The third paragraph should emphasize availability and refer to attached (or uploaded) resume and availability for interviewing (either telephonically or in person), accompanied by phone and e-mail information.  The applicant’s return address is already in the resume – don’t waste precious text or white space on repeat information.

The cover letter is not a place to try sarcastic or witty humor.  When there is no context, without visible body language, the humorous attempt may backfire.  Write the letter professionally. Emphasize what you can do for the employer versus asking them to do you a favor.  Try to avoid using the word ‘I’ too much in the cover letter – it’s not about you – it’s about the company’s need to find a qualified candidate for a position.

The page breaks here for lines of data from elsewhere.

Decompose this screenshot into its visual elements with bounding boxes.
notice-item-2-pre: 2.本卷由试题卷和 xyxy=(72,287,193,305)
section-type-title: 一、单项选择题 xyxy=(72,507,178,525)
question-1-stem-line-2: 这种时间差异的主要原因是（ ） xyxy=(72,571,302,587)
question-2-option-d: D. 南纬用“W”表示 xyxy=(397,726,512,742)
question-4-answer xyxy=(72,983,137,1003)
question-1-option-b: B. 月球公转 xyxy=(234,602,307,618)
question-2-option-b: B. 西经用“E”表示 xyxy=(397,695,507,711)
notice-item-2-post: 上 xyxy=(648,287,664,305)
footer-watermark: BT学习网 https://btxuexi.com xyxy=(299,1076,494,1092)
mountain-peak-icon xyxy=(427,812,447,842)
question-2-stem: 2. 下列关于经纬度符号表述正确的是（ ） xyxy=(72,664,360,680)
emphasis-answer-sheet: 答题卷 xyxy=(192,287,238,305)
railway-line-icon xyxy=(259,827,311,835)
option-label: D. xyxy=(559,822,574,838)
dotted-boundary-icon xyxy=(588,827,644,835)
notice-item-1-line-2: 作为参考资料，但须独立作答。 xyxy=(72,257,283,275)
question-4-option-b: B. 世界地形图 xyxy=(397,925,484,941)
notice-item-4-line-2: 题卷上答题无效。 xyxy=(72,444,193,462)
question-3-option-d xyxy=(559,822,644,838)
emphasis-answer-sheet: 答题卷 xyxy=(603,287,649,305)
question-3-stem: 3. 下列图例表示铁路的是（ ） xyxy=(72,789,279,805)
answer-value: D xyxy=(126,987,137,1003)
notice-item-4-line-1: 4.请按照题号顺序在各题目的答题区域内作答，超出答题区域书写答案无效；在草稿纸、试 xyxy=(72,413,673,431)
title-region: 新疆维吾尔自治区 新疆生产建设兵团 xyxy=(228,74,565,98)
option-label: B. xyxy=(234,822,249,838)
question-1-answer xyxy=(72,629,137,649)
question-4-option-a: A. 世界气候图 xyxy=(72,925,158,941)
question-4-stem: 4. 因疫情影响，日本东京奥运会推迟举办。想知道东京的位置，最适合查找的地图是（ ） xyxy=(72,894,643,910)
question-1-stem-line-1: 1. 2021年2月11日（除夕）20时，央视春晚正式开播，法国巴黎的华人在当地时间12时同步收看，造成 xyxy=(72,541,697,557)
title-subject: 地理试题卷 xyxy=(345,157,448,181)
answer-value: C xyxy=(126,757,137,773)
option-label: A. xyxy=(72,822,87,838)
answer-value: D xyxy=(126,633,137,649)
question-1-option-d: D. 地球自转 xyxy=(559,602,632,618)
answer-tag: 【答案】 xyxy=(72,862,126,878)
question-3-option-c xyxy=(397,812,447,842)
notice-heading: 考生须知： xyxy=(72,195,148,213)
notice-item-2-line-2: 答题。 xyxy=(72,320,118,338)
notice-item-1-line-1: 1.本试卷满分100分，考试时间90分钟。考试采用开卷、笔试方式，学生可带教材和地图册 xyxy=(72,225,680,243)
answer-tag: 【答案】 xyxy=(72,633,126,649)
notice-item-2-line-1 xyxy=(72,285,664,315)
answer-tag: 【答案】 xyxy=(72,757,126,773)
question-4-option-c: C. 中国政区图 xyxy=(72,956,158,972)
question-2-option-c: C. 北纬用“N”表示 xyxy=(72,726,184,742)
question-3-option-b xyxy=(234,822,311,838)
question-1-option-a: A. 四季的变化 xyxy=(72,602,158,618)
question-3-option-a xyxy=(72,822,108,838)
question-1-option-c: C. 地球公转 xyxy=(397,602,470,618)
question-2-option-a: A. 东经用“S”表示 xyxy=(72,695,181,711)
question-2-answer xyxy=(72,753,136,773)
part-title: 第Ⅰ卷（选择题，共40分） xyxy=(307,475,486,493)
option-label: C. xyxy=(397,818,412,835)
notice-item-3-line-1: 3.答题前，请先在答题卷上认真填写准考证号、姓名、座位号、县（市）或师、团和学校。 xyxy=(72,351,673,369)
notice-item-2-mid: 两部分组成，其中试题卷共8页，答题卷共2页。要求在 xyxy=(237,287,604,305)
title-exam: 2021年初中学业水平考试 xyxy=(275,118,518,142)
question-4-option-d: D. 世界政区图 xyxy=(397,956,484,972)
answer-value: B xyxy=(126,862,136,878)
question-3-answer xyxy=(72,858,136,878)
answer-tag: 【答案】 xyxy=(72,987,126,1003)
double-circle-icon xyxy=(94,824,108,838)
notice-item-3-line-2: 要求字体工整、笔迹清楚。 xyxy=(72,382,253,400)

Even English professors can misspell words or get a comma in the wrong place.  Send the cover letter through the grammar and spell check several times and then read the letter out loud to a peer to ensure it makes sense.  Just because a word is spelled correctly, doesn’t mean it’s correctly used (e.g., granite = granted, fast paste = fast-paced).  Get an unbiased outsider to proof the letter, a teacher, mentor, or a teenager in AP courses, to check the spelling.  Look for sample letters on the Internet to compare.

The final piece of your cover letter is your signature.  If you have your address on the resume and telephone number and/or email address in the third paragraph, all that is needed is a full name under a ‘wet’ signature.  Some applicants scan a copy of their signature and insert the graphic so it looks like a real signature, but enables them to send the letter digitally without further scanning.